Letizia Battaglia non aveva un carattere facile. Urlava quando c’era da urlare. Ma riconosceva il fatto che chi aveva di fronte potesse avere le proprie idee. Ed era sicuramente un buon maestro. Luciano Del Castillo, fotografo palermitano oggi nella redazione Immagini dell'Ansa, dopo aver girato il mondo, è stato un allievo della fotografa morta ieri a 87 anni.
Erano gli anni '80 quando Del Castillo entra per la prima volta nello studio della Battaglia, un amico sapeva della sua passione di giovane fotografo (aveva 19 anni e si era appena diplomato al liceo Umberto): «Non c’erano grossissimi riferimenti - racconta Luciano -, nonostante in Sicilia ci fossero grandi fotografi. Avevo ereditato la passione per la macchina fotografica da mia nonna, Maria Barichevich, che era una viaggiatrice di origine istriana».
L'allievo cominciò dalla camera oscura e dalla cronaca spicciola, ma durò poco, a Palermo erano gli anni della guerra di mafia e nel 1982 Letizia Battaglia lo lanciò sulla cronaca nera. «Lei ha saputo dare a questo mestiere una unitarietà, era una donna molto forte, capace, spinta da una grande forza interiore. A volte un po’ rude, come spesso accade per personalità di quel calibro. E la sua capacità fu proprio riuscire a dare a Palermo un racconto omogeneo su ciò che stava accadendo in quegli anni». Cuore e istinto, al di là della tecnica. Le regole principali che un cronista impara per strada.
«Con lei non si parlava di tecnica - continua -. Quello che mi ha passato è stata una passione, anche una passione sociale. Nel corso degli anni ho fatto diversissime cose ma ho sempre portato dentro di me anche quella onestà intellettuale».

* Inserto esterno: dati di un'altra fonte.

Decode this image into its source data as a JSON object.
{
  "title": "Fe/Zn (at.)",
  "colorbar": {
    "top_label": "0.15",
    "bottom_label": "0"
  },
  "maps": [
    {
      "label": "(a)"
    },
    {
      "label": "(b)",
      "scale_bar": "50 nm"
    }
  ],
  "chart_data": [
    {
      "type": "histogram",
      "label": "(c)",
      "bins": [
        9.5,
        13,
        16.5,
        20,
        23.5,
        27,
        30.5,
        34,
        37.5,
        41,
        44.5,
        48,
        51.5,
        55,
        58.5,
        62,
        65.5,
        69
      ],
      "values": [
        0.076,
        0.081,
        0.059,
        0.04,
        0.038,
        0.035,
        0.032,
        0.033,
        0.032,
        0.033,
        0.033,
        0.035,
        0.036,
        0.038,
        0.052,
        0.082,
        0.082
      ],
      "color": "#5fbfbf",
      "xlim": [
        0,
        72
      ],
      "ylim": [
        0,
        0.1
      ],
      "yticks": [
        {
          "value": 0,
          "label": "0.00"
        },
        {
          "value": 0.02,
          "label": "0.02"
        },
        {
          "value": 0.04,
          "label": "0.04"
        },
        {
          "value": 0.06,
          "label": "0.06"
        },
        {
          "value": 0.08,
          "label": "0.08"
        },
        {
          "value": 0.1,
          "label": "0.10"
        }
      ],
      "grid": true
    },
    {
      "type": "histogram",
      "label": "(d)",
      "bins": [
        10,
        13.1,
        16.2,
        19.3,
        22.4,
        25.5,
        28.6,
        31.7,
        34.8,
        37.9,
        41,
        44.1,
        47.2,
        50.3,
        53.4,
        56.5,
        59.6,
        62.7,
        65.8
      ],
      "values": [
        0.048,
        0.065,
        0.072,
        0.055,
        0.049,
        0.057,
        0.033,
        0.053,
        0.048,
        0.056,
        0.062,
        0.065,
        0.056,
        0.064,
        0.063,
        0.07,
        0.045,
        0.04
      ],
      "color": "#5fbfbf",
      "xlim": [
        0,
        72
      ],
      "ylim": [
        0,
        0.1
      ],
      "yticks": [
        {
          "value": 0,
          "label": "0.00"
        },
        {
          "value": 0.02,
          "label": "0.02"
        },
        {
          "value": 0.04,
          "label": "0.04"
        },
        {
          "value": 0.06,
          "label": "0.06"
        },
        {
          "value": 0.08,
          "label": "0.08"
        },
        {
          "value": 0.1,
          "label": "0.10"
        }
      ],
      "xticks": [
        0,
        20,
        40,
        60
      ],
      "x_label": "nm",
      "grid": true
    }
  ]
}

E poi ci sono i ricordi: «Una volta vidi una sua foto bellissima che aveva scattato al Borgo Vecchio ad una bambina, in una abitazione modesta con delle luci molto difficili, le chiesi come aveva fatto e lei rispose candidamente: "E chi saccio io". Ho pensato che fosse gelosa del suo lavoro, poi mi resi conto che invece non se la tirava affatto. Per lei era naturale».
Del Castillo è rimasto con lei un paio di anni, ma l'amicizia non si è mai interrotta: «Quando ci vedevamo, mi chiedeva sempre se ero fidanzato. Era curiosa anche degli aspetti personali degli altri».
«Palermo perde un grande punto di riferimento, lei è riuscita a fare aprire il centro di fotografia internazionale. Con lei avevo conosciuto grande personaggi, che frequentavano la sua casa: rilanciava idee e cultura, con la sua caparbietà. La sua morte mi lascia dentro tante cose, riflettevo su quanto di lei mi sia rimasto. È stato un privilegio poterle stare accanto. Era rimasta una persona umile ma determinata che spesso veniva scambiata per arroganza, invece è capacità di capire e voler andare per la tua strada».